Departments of Molecular Biology and Bioengineering University of California, San Diego

Jeff Hasty received his Ph.D. in physics from the Georgia Institute of Technology in 1997, where he worked with Kurt Wiesenfeld. He was a postdoc with Jorge Vinals at the Supercomputing Research Institute ('97-'98), and a postdoctoral fellow with Jim Collins in the Applied BioDynamics Lab at Boston University ('98-'01). Somewhere during his postdoctoral stay at Boston University, he mutated into a hybrid computational/molecular biologist. He is currently at the University of California, San Diego, where he is an Associate Professor in the Departments of Molecular Biology and Bioengineering, and the Director of the BioCircuits Institute. His main interest is the design and construction of synthetic gene-regulatory and signaling networks.

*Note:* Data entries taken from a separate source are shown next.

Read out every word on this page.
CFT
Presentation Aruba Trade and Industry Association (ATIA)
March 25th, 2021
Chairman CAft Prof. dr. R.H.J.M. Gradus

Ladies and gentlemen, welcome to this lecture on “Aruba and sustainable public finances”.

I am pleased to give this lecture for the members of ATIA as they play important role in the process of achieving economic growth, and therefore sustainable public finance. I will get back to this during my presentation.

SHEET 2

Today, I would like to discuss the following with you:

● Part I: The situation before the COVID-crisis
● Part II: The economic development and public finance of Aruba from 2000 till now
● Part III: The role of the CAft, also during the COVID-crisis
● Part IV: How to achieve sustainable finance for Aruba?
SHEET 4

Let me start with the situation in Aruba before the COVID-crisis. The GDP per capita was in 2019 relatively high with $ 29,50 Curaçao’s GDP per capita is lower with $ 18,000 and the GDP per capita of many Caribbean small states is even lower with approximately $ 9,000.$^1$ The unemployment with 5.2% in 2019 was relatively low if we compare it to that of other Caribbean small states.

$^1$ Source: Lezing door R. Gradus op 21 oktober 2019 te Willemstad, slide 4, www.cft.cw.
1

Engineered genetic oscillations

One defining goal of synthetic biology is the development of engineering-based approaches that enable the construction of gene-regulatory networks according to design specs generated from computational modeling. This has resulted in the construction of several fundamental gene circuits, such as toggle switches and oscillators, which have been applied in novel contexts such as triggered biolm development and cellular population control. In this talk, I will first describe an engineered genetic oscillator in Escherichia coli that is fast, robust, and persistent, with tunable oscillatory periods as fast as 13 minutes. This oscillator was designed using a previously modeled network architecture comprising linked positive and negative feedback loops. Experiments show remarkable robustness and persistence of oscillations in the designed circuit; almost every cell exhibited large-amplitude fluorescence oscillations throughout observation runs. The period of oscillation can be tuned by altering inducer levels. Computational modeling reveals that the key design principle for constructing a robust oscillator is a small time delay in the negative feedback loop, which can mechanistically arise from the cascade of cellular processes involved in forming a functional transcription factor. I will then describe an engineered network with global intercellular coupling that is capable of generating synchronized oscillations in a growing population of cells. The network is based on the interaction of two quorum sensing genes; luxI, which produces an intercellular transcriptional activator (AHL, acyl-homoserine lactone), and aiiA, which degrades AHL intracellularly. Microfluidic devices tailored for cellular populations at differing length scales are used to demonstrate collective synchronization properties along with spatiotemporal waves occurring on millimeter scales. The period of the bulk oscillations ranges from 55-90 minutes, depending on the effective degradation rate of the AHL coupling molecule. In large monolayer colonies of cells, the time scale for the diffusive coupling of AHL is characterized by wavefront velocities that range from 8-30 microns/min.